//

Ein Irrtum

TITEL-Textfeld | Wolf Senff: Nicht wahr

Wie er sich das vorstellen müsse, fragte Farb.

Die Industriegesellschaft sei am Ende, sagte Tilman, aus, vorbei, unübersehbar am Ende, das Klima kollabiere, wohin man sehe, die vertrauten Abläufe brächen ein, Wassermassen überfluteten Wohngebiete, Feuersbrünste legten Wälder und Siedlungen in Schutt und Asche, und daß der Mensch die Natur beherrsche, sei durch die realen Abläufe widerlegt, für jedermann einsehbar widerlegt, und habe sich als fataler Irrglaube erwiesen.

Davon sei öffentlich keine Rede, sagte Annika.

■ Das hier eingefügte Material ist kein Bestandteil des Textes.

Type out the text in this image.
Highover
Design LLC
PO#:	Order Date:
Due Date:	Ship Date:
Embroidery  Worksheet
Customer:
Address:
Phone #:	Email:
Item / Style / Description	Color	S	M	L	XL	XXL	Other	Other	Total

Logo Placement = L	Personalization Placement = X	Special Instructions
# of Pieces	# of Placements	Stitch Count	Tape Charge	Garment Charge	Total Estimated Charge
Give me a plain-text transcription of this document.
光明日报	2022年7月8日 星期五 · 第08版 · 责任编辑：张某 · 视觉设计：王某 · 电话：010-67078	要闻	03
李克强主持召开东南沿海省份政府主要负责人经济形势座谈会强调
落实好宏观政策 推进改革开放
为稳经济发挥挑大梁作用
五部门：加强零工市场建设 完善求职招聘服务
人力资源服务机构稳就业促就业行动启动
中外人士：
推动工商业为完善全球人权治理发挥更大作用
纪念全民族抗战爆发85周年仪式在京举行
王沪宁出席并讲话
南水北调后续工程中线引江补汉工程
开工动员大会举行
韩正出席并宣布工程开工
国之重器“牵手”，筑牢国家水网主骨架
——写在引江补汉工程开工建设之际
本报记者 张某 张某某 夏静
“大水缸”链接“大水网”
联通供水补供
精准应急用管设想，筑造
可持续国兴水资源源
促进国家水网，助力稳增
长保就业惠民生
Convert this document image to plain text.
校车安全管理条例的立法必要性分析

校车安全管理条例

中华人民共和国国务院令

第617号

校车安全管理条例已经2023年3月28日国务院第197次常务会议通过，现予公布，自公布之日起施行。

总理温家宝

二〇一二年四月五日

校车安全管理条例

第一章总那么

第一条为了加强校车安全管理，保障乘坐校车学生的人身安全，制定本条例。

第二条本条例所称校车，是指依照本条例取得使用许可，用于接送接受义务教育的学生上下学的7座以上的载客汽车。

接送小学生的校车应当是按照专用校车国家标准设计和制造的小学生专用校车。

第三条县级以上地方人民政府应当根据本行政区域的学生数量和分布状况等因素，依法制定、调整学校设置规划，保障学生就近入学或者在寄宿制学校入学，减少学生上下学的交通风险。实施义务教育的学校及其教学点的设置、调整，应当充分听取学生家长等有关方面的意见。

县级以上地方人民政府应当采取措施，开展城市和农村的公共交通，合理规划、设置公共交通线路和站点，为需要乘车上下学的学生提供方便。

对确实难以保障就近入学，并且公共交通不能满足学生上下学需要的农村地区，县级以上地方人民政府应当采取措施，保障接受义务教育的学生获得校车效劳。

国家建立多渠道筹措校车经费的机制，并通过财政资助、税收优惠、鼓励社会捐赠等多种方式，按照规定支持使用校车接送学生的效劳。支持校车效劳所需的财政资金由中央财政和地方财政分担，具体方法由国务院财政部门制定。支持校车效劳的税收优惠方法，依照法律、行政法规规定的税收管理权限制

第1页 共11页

Farb tat sich eine Pflaumenschnitte auf.

Tilman reichte ihm einen Löffel Sahne.

Davon zu reden, sagte er, setzte das Eingeständnis eines fundamentalen Fehlers voraus, eines Fehlers, der einige Jahrhunderte lang die Verteilung der Früchte der Erde geprägt habe, der den herrschenden Eliten ungeahnte Reichtümer verschafft und ihnen einen luxuriösen Lebenswandel erlaubt habe, und sie hätten diese Verhältnisse über die Jahre mit Zähnen und Klauen verteidigt, Widerstände rücksichtslos beseitigt, sich stets behauptet und blickten mit stolzgeschwellter Brust zurück auf ihre Geschichte, auf die, wie sie sich ausdrückten, Evolution des Menschengeschlechts, und nun solle all das ein Fehler gewesen sein, nein, nein, undenkbar, nein.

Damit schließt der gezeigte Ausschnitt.